Review: Cade’s Rebellion is a smart, memorable story of clashing culturesPublished April 23, 2018
Clarion Review – 4 Stars http://www.clarionreview.org/
Intelligent and lingering, Sheehy’s book is a look at a different kind of life just inside the Washington Beltway.
Edward Sheehy’s Cade’s Rebellion is a smart, memorable story of clashing cultures.
Jack Cade, a veteran of the war in Iraq, ekes out a living in Arlington, Virginia, driving his own cab. At home, he enjoys the company of neighborhood friends and follows the local baseball team. When it appears that the five thousand residents of Glebe Valley Apartments where he lives—more than half of whom are from Central America—will be displaced to make way for urban development, Cade realizes he must organize one last mission to save his home.
A diverse cast of characters includes Cassandra, a psychic from Trinidad and Cade’s romantic interest; Cade’s friend Luis, who is hiding a terrible secret about his past; an energetic young priest; a somewhat sleazy up-and-coming realestate developer; Rita, a legal-aid lawyer from Miami with uncertain motives; and a ruthless killer with a business degree who is trying to make a name for himself. These various lives connect and intersect. While Cade is the focus, considerable space is given to Luis and Rita as well.
A wealth of background information is included, including on Cade’s time in Iraq; those descriptions ably capture events with long-reaching impacts. Similarly, the novel addresses the 1980–1992 civil war in El Salvador; its aftermath haunts both Luis and Father Gustavo Romero. The land on which the apartments sit is also put into historical context. Combined, such elements make for intriguing reading.
Characterizations are nuanced. Cade is only occasionally a nice guy; he deals with PTSD and a lingering addiction to pain pills. While many of the characters whom Cade encounters exemplify the dark side of human nature, his core group of friends retain some innate goodness. Their lives are captured in a heartfelt way as they strive to live as best as they can, even when circumstances make it difficult.
The story follows a somewhat straight line, but as characters’ motives change, the action becomes more fluid and uncertain. Dialogue is authentic, and Cade’s inner responses are a hoot to follow as he wisely swallows words that he probably shouldn’t say aloud.
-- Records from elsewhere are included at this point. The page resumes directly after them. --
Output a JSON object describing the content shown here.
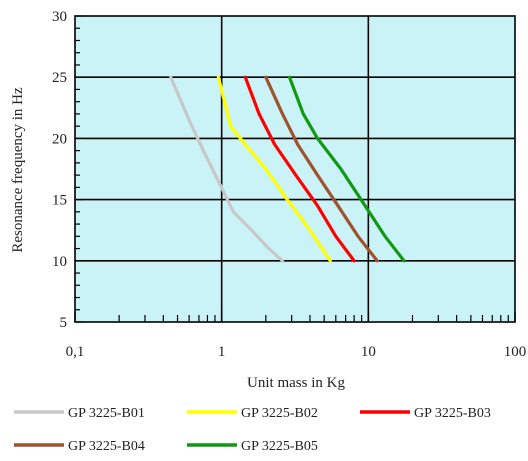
{
  "chart_data": {
    "type": "line",
    "title": "",
    "xlabel": "Unit mass in Kg",
    "ylabel": "Resonance frequency in Hz",
    "x_scale": "log",
    "xlim": [
      0.1,
      100
    ],
    "ylim": [
      5,
      30
    ],
    "x_ticks": [
      0.1,
      1,
      10,
      100
    ],
    "x_tick_labels": [
      "0,1",
      "1",
      "10",
      "100"
    ],
    "y_ticks": [
      5,
      10,
      15,
      20,
      25,
      30
    ],
    "y_tick_labels": [
      "5",
      "10",
      "15",
      "20",
      "25",
      "30"
    ],
    "grid": true,
    "plot_background": "#c9f3f7",
    "legend_position": "bottom",
    "series": [
      {
        "name": "GP 3225-B01",
        "color": "#c8c8c8",
        "points": [
          [
            0.45,
            25
          ],
          [
            0.6,
            21.5
          ],
          [
            0.75,
            19
          ],
          [
            0.95,
            16.5
          ],
          [
            1.2,
            14
          ],
          [
            1.6,
            12.5
          ],
          [
            2.1,
            11
          ],
          [
            2.6,
            10
          ]
        ]
      },
      {
        "name": "GP 3225-B02",
        "color": "#ffff00",
        "points": [
          [
            0.95,
            25
          ],
          [
            1.15,
            21
          ],
          [
            1.45,
            19.5
          ],
          [
            2.0,
            17.5
          ],
          [
            2.8,
            15
          ],
          [
            4.0,
            12.5
          ],
          [
            5.5,
            10
          ]
        ]
      },
      {
        "name": "GP 3225-B03",
        "color": "#ff0000",
        "points": [
          [
            1.45,
            25
          ],
          [
            1.8,
            22
          ],
          [
            2.3,
            19.5
          ],
          [
            3.2,
            17
          ],
          [
            4.5,
            14.5
          ],
          [
            6.0,
            12
          ],
          [
            8.0,
            10
          ]
        ]
      },
      {
        "name": "GP 3225-B04",
        "color": "#a0522d",
        "points": [
          [
            2.0,
            25
          ],
          [
            2.6,
            22
          ],
          [
            3.3,
            19.5
          ],
          [
            4.5,
            17
          ],
          [
            6.2,
            14.5
          ],
          [
            8.5,
            12
          ],
          [
            11.5,
            10
          ]
        ]
      },
      {
        "name": "GP 3225-B05",
        "color": "#119911",
        "points": [
          [
            2.9,
            25
          ],
          [
            3.6,
            22
          ],
          [
            4.5,
            20
          ],
          [
            6.5,
            17.5
          ],
          [
            9.5,
            14.5
          ],
          [
            13,
            12
          ],
          [
            17.5,
            10
          ]
        ]
      }
    ]
  }
}
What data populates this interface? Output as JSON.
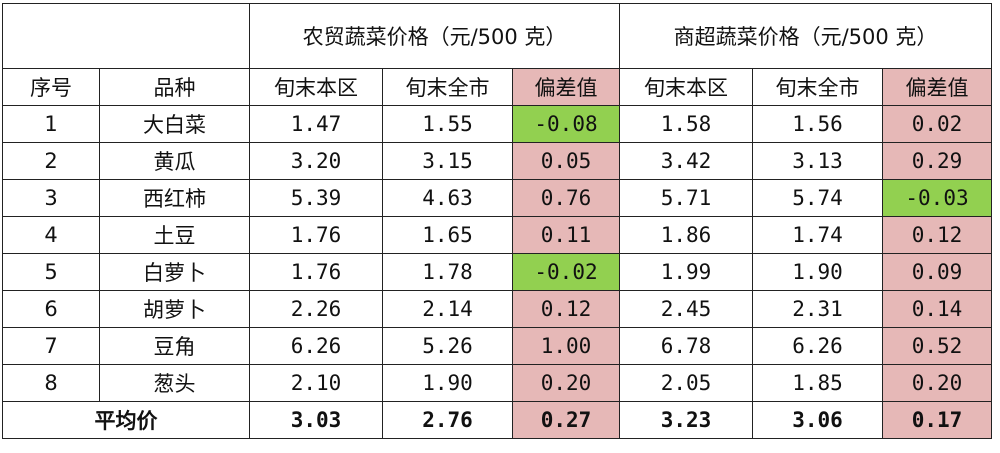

Information about the real-estate industry is succinctly delivered and flows into the story. The book’s themes are very current, as with its ICE (Immigration and Customs Enforcement) raids and a WASPy watchdog group of local wives who spy on “Pedro” at the local gas station.
While the outcome of their battle with the large real-estate conglomerate is not what the majority of the Glebe Valley residents envision, there is cause for hope. The book’s multiple story lines and characters satisfyingly merge, despite the loss of several key players. The final chapter takes place two months after the conclusion of the story and nicely ties up loose ends.